Interpretable contour level selection for heat maps for gridded data
Tarn Duong
TL;DR
Density contour levels offer a probabilistically meaningful way to visualize gridded data via heat maps, but standard density contour estimation requires point data. The authors develop a grid-based approximation that computes $p_j = \delta \hat f(\mathbf g_j)$ on a grid $G$ to obtain $\hat R_\tau$ and $\hat f_\tau$, and extend the method to non-density grid functions using $g^+$ and $g^-$. Through synthetic mixtures and real gridded datasets (e.g., Paris population density and Western Australia temperature anomalies), they show that density-contour visualizations provide superior interpretability and robustness compared to naive quantile, equal-length, and natural contours, with lower symmetric-difference errors. The approach is implemented in open-source R packages, enabling wider adoption for confidential or high-volume gridded data visualization and decision support.
Abstract
Gridded data formats, where the observed multivariate data are aggregated into grid cells, ensure confidentiality and reduce storage requirements, with the trade-off that access to the underlying point data is lost.
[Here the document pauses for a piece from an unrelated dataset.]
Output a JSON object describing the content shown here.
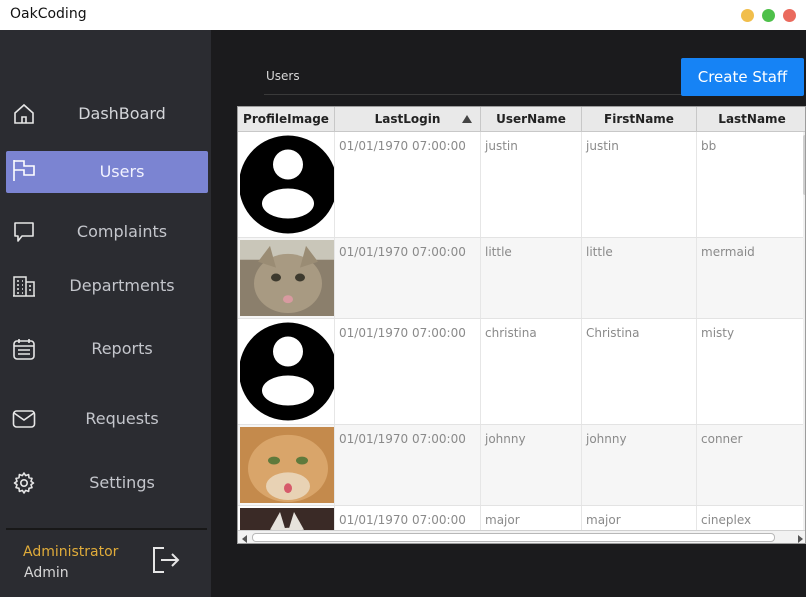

Heat maps are a highly pertinent visualisation for gridded data, and heat maps with a small number of well-selected contour levels offer improved interpretability over continuous contour levels. There are many possible contour level choices. Amongst them, density contour levels are highly suitable in many cases. Current methods for computing density contour levels requires access to the observed point data, so they are not applicable to gridded data. To remedy this, we introduce an approximation of density contour levels for gridded data. We then compare our proposed method to existing contour level selection methods, and conclude that our proposal provides improved interpretability for synthetic and experimental gridded data.